At a moment the Pentagon has vowed to "speed up" weapons deliveries to Ukraine forces, and after Slovakia announced early this week it is in discussion with NATO allies to provide Kiev with MiG-29 fighter jets, the Kremlin has repeated its warning that any weapons shipments entering the country will be viewed as "legitimate military targets".
The renewed warning was issued Wednesday by Russia's Deputy Foreign Minister Sergei Ryabkov, who told TASS news agency that the military stands ready to attack any US or NATO vehicles caught transporting weapons into the conflict.
"We are warning that US-NATO weapons transports across Ukrainian territory will be considered by us as legal military targets," said Ryabkov, after last month the Kremlin issued a similar warning. But this time the language has been narrowed to specifically put the US and NATO on notice, whereas previously this was left somewhat ambiguous.
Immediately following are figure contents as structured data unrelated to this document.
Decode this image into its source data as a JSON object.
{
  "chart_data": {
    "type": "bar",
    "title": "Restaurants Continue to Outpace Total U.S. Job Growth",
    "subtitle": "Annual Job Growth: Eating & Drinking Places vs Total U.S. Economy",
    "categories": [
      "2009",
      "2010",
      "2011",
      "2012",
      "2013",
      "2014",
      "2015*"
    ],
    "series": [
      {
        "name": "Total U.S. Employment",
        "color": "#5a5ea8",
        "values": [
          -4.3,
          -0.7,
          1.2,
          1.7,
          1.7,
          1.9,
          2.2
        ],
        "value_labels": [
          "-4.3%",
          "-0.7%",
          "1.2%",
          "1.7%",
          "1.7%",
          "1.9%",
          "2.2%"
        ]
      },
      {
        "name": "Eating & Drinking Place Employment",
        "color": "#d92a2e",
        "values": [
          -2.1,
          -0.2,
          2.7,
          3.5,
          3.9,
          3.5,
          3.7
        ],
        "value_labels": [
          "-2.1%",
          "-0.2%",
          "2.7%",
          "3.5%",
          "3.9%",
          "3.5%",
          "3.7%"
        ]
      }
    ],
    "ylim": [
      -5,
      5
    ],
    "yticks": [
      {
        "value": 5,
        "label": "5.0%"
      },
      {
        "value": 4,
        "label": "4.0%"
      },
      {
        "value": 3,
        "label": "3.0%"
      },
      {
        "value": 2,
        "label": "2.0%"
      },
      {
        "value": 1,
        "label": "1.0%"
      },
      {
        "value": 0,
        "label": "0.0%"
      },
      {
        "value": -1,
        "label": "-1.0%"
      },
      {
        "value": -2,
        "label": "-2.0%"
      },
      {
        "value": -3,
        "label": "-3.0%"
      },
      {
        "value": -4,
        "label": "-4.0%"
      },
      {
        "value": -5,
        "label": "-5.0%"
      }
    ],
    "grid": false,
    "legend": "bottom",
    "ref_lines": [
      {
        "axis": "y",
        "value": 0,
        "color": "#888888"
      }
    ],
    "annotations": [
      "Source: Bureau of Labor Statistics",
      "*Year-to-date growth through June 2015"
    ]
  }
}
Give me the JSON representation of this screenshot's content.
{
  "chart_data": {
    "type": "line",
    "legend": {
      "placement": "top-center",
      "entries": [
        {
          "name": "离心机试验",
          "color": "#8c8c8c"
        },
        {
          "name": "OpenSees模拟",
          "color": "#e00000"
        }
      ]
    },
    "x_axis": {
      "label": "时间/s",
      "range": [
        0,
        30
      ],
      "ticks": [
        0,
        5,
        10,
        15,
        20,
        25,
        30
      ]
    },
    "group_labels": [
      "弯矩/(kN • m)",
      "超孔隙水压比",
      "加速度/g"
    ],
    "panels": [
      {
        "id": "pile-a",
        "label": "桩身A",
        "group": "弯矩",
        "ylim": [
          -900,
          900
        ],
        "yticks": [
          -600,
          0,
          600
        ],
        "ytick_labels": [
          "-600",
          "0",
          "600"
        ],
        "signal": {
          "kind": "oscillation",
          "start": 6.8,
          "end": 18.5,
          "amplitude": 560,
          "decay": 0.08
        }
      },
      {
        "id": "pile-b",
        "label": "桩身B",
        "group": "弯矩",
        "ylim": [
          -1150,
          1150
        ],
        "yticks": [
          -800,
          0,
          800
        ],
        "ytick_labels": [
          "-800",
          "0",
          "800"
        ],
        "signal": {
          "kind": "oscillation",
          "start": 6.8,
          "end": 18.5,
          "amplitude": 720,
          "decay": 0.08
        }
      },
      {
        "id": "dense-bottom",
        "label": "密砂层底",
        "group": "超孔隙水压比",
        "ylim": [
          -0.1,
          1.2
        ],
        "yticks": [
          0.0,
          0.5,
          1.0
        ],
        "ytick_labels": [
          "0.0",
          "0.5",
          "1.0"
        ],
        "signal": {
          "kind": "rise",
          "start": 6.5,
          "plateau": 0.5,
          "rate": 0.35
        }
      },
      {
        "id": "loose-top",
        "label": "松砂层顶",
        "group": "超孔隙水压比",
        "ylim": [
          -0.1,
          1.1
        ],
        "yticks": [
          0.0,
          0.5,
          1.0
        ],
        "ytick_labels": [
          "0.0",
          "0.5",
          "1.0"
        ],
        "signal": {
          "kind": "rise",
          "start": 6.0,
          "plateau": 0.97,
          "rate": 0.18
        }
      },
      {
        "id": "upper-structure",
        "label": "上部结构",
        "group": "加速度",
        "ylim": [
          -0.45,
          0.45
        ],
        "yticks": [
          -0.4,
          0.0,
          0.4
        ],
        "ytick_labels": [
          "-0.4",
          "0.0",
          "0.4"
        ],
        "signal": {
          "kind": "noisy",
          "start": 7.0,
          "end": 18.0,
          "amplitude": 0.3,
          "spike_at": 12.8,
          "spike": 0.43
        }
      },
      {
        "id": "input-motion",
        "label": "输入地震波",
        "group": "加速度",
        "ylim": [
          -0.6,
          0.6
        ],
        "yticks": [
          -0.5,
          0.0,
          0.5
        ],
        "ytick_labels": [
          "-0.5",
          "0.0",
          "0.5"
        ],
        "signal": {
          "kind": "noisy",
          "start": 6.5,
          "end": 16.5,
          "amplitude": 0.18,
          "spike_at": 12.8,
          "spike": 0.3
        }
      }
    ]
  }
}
He warned further that these attempts to inflict damage on Russian forces will be "harshly suppressed", explaining that...
"We are making the Americans and other Westerners understand that attempts to slow down our special operation, to inflict maximum damage on Russian contingents and formations of the DPR and LPR (Donetsk and Luhansk People’s republics) will be harshly suppressed."
Ryabkov's words come days after the Kremlin said ship-fired cruise missiles destroyed S-300 anti-air systems which had been provided by a European country.
"Defense Ministry spokesman Major General Igor Konashenkov said on Monday Russian Kalibr missiles destroyed on Sunday four S-300 launchers concealed in a hangar on the outskirts of the central-eastern Ukrainian city of Dnipro, hitting 25 Ukrainian soldiers in the attack," it was reported Monday based on state sources.
However, Slovakia - which had recently confirmed sending an S-300 system to Kiev - as well as Ukraine itself denied the Russian claims. Given the apparent delivery of such major systems to Ukraine, it's likely other European and NATO countries will join with sending heavier and heavier weaponry, also amid reports of Soviet-era tank transfers.
Meanwhile, Reuters reports that the Department of Defense is looking to further ramp up its own shipments to Kiev: "The Pentagon's Defense Security Cooperation Administration is having weekly meetings of its European Crisis Management Team to review specific requests related to Ukraine," writes Reuters.
And the report notes things are about t speed up: "To speed up U.S. government approval for sales and transfers of arms produced by American defense contractors, the Pentagon has re-established a team to respond to the increased demand," according to Reuters.